The consequence of indulging those who can provide for themselves is to shut out those who cannot. Housing New Zealand does not have enough homes to accommodate both groups. It should not try.
The only alternative would be to increase from 70,000 to 360,000 the number of houses owned by the state. And if anyone finds a spare $87 billion in capital for the Government, could they let Bill English know as I think he would be keen to have it.
An expectation has arisen that securing a state house is equivalent to being granted a house for life.
It is not an expectation that is contained in law, but a de facto understanding that is adhered to by Housing NZ staff.

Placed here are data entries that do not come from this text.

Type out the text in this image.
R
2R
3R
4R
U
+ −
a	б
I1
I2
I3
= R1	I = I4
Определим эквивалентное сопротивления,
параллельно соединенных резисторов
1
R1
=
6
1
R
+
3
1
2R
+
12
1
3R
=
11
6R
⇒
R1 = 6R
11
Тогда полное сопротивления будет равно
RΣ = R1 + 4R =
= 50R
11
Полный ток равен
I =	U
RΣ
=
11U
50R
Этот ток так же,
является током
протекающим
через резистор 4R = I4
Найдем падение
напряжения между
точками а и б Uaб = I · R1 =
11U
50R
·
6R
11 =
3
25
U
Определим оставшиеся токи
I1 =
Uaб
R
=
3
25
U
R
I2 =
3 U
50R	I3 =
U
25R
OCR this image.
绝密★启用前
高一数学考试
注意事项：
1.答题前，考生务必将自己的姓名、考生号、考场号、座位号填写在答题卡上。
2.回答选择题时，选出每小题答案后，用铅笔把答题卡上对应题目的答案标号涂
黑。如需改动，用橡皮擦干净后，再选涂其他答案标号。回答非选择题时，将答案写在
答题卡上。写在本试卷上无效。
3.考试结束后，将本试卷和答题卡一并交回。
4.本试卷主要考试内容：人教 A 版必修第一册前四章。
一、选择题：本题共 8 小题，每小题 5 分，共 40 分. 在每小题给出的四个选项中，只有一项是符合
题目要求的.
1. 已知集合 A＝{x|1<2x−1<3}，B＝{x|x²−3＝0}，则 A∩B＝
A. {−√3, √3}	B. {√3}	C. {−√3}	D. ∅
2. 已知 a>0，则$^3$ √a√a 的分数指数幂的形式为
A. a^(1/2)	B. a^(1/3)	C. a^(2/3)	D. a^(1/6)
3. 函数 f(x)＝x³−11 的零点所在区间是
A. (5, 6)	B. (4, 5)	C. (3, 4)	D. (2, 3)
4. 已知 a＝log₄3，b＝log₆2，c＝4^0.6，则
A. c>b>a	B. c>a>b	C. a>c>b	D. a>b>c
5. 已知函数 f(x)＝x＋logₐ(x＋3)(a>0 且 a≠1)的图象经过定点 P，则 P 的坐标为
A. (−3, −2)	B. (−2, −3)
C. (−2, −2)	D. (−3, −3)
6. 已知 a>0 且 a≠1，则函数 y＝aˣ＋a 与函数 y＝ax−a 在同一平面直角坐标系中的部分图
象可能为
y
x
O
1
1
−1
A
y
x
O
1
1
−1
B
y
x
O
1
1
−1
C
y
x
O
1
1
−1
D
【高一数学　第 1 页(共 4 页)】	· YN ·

Tenants in good standing are allowed to stay for as long as they desire.
The policy applies equally to those who need state houses – the disabled, the mentally ill and the poor – and those who do not – the 5000 Housing NZ tenants who earn enough to pay full market rents and could just as easily rent privately.
That is foolish and unaffordable, and Housing Minister Phil Heatley is right to signal change, starting with reviewable, limited-term tenancies.
In the private sector, your tenancy can be terminated with 90 days notice. A five year fixed term is still a huge amount more stability, than you would get privately.
No-one wants to see the elderly shifted out of the neighbourhoods in which they have spent their lives, but it makes perfectly good sense to shift an elderly person or couple from the three or four-bedroom home in which they raised their children to a one or two-bedroom home down the street.
Especially as there is a family in need, waiting for that larger bedroom house.
The state housing provider should be judged on how adequately the most vulnerable are housed, not on how many homes it owns.
I agree, but sadly I am not sure Labour does.
If that means funding the building of new homes in Auckland and Wellington by selling homes in provincial areas, so be it. If that means reducing the oversupply of three-bedroom homes so it can build more one, two and five-bedroom properties, so be it.
And if it means transferring parts of its property portfolio to community organisations, as recommended by the advisory group, so be it.
Effectiveness, not ideology, should be the Government’s watchword.
Effectiveness not ideology? Now I am sure Labour won’t agree!